The youngest son of Bal Thackeray, Uddhav, also known as 'Digga', had started helping his father in party affairs in the early 1990s. A soft-spoken politician, he was elevated to the post of executive party president in 2003 over his younger cousin Raj Thackeray, considered to be more charismatic and aggressive. Incidentally, Raj had himself proposed Uddhav's name for the post at a party conclave in Mahabaleshwar.

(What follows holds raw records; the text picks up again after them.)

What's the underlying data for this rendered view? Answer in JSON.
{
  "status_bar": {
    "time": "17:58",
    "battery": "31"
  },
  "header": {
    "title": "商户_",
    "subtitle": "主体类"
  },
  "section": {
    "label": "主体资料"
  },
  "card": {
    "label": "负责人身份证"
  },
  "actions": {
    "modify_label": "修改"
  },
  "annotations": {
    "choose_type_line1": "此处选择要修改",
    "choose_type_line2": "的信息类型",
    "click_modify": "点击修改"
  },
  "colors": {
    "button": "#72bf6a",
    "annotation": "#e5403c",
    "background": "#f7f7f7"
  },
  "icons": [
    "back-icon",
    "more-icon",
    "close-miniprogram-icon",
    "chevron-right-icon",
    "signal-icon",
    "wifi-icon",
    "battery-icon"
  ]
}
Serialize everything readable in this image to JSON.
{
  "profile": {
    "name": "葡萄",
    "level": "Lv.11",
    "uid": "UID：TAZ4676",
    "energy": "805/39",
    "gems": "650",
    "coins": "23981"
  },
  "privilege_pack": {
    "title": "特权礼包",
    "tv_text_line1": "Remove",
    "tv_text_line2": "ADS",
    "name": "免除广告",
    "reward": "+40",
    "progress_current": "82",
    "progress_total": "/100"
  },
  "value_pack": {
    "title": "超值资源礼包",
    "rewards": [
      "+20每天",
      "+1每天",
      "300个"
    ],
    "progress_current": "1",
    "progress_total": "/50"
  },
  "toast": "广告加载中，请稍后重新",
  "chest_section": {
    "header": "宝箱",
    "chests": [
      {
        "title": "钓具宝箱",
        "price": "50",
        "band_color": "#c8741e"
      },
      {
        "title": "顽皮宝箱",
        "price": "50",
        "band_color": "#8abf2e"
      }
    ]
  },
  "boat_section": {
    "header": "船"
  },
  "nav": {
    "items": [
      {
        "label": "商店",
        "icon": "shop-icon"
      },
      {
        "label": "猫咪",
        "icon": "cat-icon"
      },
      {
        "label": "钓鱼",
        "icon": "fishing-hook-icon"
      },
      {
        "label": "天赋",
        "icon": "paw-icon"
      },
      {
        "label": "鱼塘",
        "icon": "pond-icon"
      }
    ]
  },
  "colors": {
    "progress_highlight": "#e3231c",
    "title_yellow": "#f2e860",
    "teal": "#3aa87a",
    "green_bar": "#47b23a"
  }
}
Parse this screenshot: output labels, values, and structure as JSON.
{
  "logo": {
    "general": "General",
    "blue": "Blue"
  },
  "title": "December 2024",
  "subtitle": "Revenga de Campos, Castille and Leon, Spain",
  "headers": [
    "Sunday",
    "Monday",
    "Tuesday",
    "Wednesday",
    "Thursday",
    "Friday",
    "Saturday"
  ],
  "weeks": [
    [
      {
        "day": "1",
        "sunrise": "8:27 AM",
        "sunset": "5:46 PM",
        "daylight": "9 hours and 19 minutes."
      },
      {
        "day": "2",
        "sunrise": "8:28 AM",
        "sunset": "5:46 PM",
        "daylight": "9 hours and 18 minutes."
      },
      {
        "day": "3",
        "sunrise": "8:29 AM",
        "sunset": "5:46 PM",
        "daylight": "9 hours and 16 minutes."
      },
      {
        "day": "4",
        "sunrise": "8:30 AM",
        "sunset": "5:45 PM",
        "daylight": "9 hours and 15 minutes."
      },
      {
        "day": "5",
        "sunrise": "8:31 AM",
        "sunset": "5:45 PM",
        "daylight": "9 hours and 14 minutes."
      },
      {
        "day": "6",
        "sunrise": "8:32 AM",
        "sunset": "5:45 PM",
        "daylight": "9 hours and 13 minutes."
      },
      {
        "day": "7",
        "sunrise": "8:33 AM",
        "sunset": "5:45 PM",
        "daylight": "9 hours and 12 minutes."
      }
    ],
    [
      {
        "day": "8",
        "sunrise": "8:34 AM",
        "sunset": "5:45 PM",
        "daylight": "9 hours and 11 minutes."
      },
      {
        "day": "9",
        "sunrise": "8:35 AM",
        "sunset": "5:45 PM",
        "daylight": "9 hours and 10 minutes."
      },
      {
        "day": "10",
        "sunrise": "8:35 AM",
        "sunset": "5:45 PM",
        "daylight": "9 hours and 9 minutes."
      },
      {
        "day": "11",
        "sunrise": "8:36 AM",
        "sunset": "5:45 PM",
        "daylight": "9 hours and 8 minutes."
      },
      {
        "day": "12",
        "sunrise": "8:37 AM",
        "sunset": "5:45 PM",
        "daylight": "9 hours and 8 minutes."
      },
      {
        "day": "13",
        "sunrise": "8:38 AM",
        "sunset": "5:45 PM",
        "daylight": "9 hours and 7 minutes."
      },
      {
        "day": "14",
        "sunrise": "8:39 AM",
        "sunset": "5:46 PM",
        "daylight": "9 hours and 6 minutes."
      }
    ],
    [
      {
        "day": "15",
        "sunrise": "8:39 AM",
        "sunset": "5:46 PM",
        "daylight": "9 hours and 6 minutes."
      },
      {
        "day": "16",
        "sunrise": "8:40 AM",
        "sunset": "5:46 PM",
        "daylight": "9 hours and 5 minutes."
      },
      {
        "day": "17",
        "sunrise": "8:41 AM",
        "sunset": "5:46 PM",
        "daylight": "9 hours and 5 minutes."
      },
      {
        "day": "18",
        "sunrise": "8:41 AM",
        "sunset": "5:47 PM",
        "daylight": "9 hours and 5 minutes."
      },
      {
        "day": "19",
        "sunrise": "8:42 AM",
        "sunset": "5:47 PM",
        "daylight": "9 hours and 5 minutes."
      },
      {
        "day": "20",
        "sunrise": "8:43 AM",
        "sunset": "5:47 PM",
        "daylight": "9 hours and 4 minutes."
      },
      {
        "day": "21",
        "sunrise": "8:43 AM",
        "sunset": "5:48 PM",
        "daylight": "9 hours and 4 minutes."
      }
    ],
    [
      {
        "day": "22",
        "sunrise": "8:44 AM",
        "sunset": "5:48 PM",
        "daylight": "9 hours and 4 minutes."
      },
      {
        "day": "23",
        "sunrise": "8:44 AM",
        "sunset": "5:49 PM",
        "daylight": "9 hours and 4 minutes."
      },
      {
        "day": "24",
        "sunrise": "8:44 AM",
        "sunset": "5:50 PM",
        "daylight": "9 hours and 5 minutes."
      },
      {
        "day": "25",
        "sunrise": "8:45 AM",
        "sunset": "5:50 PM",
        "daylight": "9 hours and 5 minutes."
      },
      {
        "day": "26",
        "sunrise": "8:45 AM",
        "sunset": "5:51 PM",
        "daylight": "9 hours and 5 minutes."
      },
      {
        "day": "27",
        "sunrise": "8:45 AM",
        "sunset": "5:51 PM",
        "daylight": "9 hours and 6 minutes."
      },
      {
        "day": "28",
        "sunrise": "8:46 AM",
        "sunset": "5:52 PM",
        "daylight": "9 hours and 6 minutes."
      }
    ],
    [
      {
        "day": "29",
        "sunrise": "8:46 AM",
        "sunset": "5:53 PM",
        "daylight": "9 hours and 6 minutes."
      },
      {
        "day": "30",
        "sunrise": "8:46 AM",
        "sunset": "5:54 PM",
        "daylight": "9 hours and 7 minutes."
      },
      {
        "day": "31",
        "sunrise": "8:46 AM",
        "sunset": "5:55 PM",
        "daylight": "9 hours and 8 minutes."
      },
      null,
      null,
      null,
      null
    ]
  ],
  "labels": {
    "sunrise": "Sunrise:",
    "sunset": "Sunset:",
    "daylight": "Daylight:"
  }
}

This elevation led to a split in the party. Senior leader and former chief minister Narayan Rane quit in 2005, followed by Raj. But through these storms, the Shiv Sena managed to win the crucial Brihanmumbai Municipal Corporation (BMC) and Thane Municipal Corporation (TMC) elections in 2002, 2007, 2012, and 2017. When Bal Thackeray died in 2012, many party critics predicted that this would be the end of the Sena. But proving those predictions wrong, Uddhav Thackeray managed to hold the party together, and also led its transformation into a mature political outfit from its earlier avatar as a party of street fighters.